Volume 1

Capítulo 7: Aqueles que governam juntos entre sonhos III

 

Coliseu das Feras?! — Minha voz e a de Sashi estão sincronizadas.

O coliseu, em um passe de mágica, muda toda a sua estrutura e se torna mais aberto e largo nas laterais. O corrimão de ferro desaparece do centro, deixando somente os montes de areia.

— Essa não! O que será que vem agora? — pergunto, apreensivo.

— Calebe! Olha lá! — Sashi aponta para um portão que, obviamente, não estava lá à poucos segundos atrás.

O portão de ferro gradeado se abre lentamente com um som pesado de ferro aumentando a tensão na arena. Os pesadelos vestidos de armadura e trajes de tecido que lembravam pano de chão, se apressam para escancarar a passagem e sair de lá o mais rápido possível.

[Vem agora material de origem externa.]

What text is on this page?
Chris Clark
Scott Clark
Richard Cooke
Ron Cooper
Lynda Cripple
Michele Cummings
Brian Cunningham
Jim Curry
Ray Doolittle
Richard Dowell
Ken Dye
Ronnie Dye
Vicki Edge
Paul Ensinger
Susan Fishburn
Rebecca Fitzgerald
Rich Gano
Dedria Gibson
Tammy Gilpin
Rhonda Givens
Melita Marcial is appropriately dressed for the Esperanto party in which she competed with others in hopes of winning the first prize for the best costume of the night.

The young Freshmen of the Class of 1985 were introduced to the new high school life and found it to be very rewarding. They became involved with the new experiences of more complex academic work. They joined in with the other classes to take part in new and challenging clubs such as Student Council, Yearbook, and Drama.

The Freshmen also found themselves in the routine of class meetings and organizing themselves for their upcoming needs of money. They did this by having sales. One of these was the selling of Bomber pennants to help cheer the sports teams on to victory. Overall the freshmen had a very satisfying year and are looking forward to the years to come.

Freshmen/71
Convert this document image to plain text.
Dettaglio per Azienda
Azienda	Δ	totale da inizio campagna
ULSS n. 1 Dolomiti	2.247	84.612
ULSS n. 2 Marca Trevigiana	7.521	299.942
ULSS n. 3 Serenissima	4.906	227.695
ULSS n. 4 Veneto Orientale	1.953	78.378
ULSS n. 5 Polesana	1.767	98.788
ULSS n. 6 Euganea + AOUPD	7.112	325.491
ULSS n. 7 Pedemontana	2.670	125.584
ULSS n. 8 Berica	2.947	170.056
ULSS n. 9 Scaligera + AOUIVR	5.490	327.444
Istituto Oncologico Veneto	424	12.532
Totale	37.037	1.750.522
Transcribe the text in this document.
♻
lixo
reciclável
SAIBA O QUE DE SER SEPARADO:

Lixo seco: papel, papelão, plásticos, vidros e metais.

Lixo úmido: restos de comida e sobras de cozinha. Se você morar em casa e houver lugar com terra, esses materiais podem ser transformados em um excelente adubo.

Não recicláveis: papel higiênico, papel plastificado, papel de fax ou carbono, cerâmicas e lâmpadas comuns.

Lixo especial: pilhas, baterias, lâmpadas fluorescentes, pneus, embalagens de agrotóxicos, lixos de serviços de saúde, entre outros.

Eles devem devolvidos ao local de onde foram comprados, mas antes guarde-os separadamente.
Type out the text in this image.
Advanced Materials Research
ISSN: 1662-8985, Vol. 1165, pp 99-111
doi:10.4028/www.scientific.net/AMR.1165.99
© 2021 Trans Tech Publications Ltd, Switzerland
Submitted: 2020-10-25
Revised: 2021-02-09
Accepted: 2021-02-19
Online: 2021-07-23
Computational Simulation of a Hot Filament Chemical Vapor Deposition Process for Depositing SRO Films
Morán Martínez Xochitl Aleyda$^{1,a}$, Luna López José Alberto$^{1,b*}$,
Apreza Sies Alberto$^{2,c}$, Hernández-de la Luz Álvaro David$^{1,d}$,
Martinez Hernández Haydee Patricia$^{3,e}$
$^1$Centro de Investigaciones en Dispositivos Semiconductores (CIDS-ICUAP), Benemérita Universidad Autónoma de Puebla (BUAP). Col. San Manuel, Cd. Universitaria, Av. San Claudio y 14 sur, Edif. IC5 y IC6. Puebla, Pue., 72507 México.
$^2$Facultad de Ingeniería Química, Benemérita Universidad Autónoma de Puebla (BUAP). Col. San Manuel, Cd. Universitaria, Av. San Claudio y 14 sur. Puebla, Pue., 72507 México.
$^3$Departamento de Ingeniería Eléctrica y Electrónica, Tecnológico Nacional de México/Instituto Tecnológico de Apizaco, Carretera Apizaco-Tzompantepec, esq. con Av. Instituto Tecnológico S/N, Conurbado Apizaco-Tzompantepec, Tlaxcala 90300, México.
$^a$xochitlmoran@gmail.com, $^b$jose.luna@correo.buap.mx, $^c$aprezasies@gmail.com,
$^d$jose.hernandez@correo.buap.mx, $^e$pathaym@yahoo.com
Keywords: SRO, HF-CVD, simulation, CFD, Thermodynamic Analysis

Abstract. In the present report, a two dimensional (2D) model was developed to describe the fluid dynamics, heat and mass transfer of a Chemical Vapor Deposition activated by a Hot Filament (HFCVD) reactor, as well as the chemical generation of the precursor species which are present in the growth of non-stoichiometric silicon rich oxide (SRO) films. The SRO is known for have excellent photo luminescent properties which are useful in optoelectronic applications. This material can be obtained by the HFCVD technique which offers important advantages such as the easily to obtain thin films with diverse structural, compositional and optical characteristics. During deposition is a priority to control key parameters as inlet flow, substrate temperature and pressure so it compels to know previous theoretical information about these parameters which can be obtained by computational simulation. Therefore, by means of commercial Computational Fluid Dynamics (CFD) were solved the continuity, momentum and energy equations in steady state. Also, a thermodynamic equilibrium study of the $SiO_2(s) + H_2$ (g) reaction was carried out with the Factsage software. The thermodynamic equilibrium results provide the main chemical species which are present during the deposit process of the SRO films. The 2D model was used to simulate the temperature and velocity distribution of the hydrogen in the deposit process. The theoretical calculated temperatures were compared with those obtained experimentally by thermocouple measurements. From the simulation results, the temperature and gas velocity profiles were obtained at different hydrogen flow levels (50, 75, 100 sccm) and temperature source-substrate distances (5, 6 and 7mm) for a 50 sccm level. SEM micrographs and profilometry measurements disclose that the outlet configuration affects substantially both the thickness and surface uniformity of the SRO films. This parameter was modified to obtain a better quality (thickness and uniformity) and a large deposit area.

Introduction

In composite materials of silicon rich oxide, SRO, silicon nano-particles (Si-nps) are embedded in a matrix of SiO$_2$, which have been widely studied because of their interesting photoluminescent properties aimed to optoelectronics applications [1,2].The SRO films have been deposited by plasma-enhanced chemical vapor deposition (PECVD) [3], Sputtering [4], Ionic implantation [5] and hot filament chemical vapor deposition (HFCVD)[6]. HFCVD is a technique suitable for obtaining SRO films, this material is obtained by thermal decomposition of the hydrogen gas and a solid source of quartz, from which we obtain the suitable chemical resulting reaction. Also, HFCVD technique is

Eles estão... com medo?

Nesse meio tempo, começo a ouvir algo que faz meu coração palpitar. São passos pesados e que fazem o solo vibrar... eles estão vindo na nossa direção e indicam que algo enorme se movia pela escuridão do túnel.

— Sashi... acho melhor a gente...

Mas no meio da minha frase, um rugido estridente de uma fera assassina — que poderia ser tão um pitbull como um leão ao mesmo tempo — escapa do covil e se espalha pela arena. E depois... uma risada de bebê? Os passos aceleram, a pressão deles fazendo meu corpo sair alguns centímetros do chão com as batidas.

— ...!

— Rápido, rápido!! Abram isso! Abram... GHUOORRRGH!!

BRUUUM!!

Um ser imenso se ejeta do túnel muito rápido e empurra os portões com violência nos pesadelos que ainda estavam puxando, esmagando-os facilmente. Ele pousa na arena, levantando uma nuvem de areia, que se dispersa rapidamente com mais um rugido.

A visão aterradora do monstro me faz desabar no chão, sem força nas pernas trêmulas. Aquele monstro... É um prédio comparado aos outros! Com quatro patos dianteiras e traseiras, dois rabos uma dorsal que foi roubada de algum dinossauro e um cabeção montado sobre um pescoço longo... aquele monstro era, simplesmente, a pior aberração nascida da mente de algum desenvolvedor de jogos de RPG!!

— Não tá mais tão confiante agora né, ô pastel? — provoca Lindalva, lá de seu trono seguro aos risos esganiçados. — Mas acha que uma fera está à altura da diversão que planejei para esse dia?

— @#$♠☼*!!

— Saía, Matildis!

E para meu terror, me dou conta que aquela aberração, maior que a minha casa, está rosnando para nós e está até de coleira! Outra coisa vem vindo na direção dos portões abertos.

Assim que ela sai, meu rosto enruga com a visão horripilante e escrota; por isso eu ouvi umas risadas de bebê como cover dos latidos naquela hora...

Por que a bebê gigantesca, Maltidis, surge do túnel quase saltitando, rindo e a segurar a coleira do seu “bichinho”.

Aquela coisa parece um bebê de brinquedo, só que com pelo menos uns 5 metros de altura. Ela usa um colarinho com gravata borboleta no pescoço, uma fralda e um coquinho loiro e solitário no topo da cabeça sem cabelos. A pele dela é cinzenta e os lábios daquela coisa são pretos, dando pra ver alguns de seus dentes pontudos.

Já seu cachorrinho é o paredão de carne que descrevi e começa a se agitar no meio da arena, implorando para ser solto da coleira. Engulo em seco até minha garganta doer.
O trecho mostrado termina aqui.